The videotapes showed CIA operatives in 2002 subjecting terror suspects — including Abu Zubaydah, the first detainee in CIA custody — to severe interrogation techniques. They were destroyed in part because officers were concerned that tapes documenting controversial interrogation methods could expose agency officials to greater risk of legal jeopardy, several officials said.
The CIA said Thursday that the decision to destroy the tapes had been made “within the CIA itself” and that its purpose was to protect the safety of undercover officers and because they no longer had intelligence value. The agency was headed at the time by Porter J. Goss.
The existence and subsequent destruction of the tapes is likely to reignite the debate over the use of severe interrogation techniques on terror suspects, and raises questions about whether CIA officials withheld information from the courts and from the Sept. 11 commission about aspects of the program.
The New York Times informed the CIA on Wednesday evening that it planned to publish in Friday’s newspaper a story about the destruction of the tapes. On Thursday, the CIA director, General Michael V. Hayden, sent a letter to CIA employees explaining the matter.
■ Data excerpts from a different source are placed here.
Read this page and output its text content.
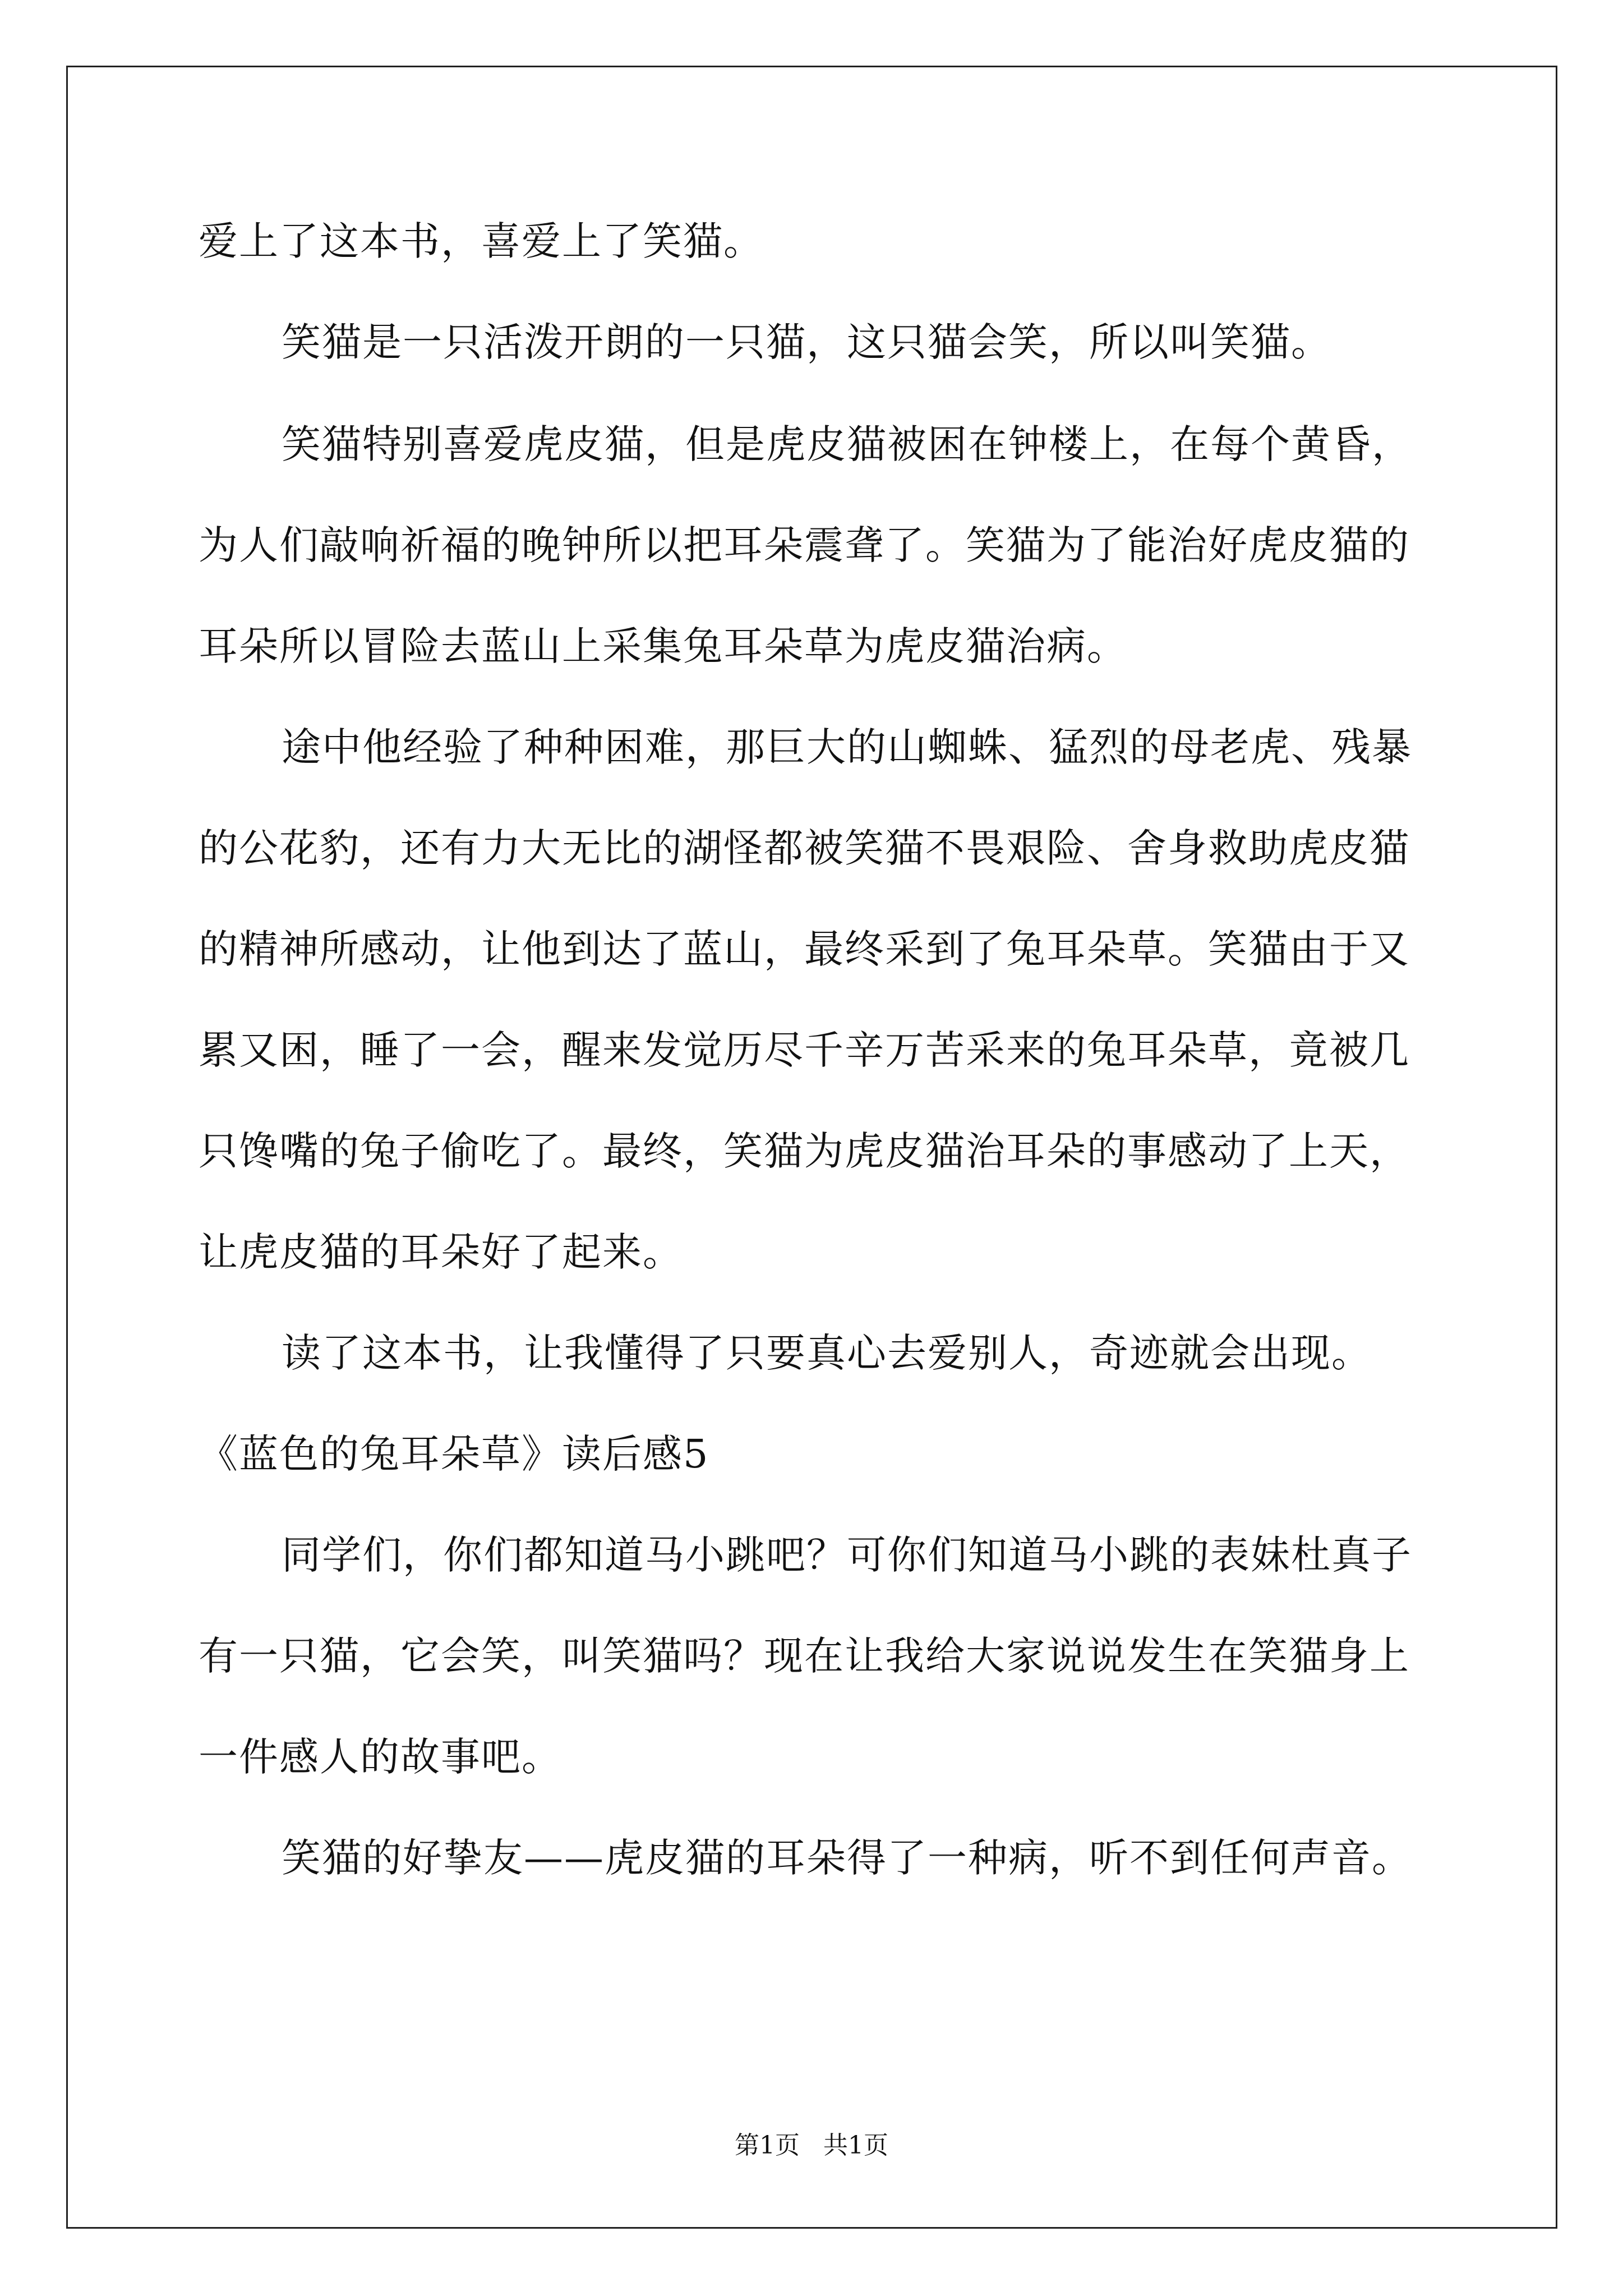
爱上了这本书，喜爱上了笑猫。
笑猫是一只活泼开朗的一只猫，这只猫会笑，所以叫笑猫。
笑猫特别喜爱虎皮猫，但是虎皮猫被困在钟楼上，在每个黄昏，
为人们敲响祈福的晚钟所以把耳朵震聋了。笑猫为了能治好虎皮猫的
耳朵所以冒险去蓝山上采集兔耳朵草为虎皮猫治病。
途中他经验了种种困难，那巨大的山蜘蛛、猛烈的母老虎、残暴
的公花豹，还有力大无比的湖怪都被笑猫不畏艰险、舍身救助虎皮猫
的精神所感动，让他到达了蓝山，最终采到了兔耳朵草。笑猫由于又
累又困，睡了一会，醒来发觉历尽千辛万苦采来的兔耳朵草，竟被几
只馋嘴的兔子偷吃了。最终，笑猫为虎皮猫治耳朵的事感动了上天，
让虎皮猫的耳朵好了起来。
读了这本书，让我懂得了只要真心去爱别人，奇迹就会出现。
《蓝色的兔耳朵草》读后感5
同学们，你们都知道马小跳吧？可你们知道马小跳的表妹杜真子
有一只猫，它会笑，叫笑猫吗？现在让我给大家说说发生在笑猫身上
一件感人的故事吧。
笑猫的好挚友——虎皮猫的耳朵得了一种病，听不到任何声音。
第1页   共1页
The recordings were not provided to a federal court hearing the case of the terror suspect Zacarias Moussaoui or to the Sept. 11 Commission, which had made formal requests to the CIA for transcripts and any other documentary evidence taken from interrogations of agency prisoners.
CIA lawyers told federal prosecutors in 2003 and 2005, who relayed the information to a federal court in the Moussaoui case, that the CIA did not possess recordings of interrogations sought by the judge in the case. It was unclear whether the judge had explicitly sought the videotape depicting the interrogation of Zubaydah.
Moussaoui’s lawyers had hoped that records of the interrogations might provide exculpatory evidence for Moussaoui — showing that the Qaida detainees did not know Moussaoui and thus clearing him of involvement in the Sept. 11 plot.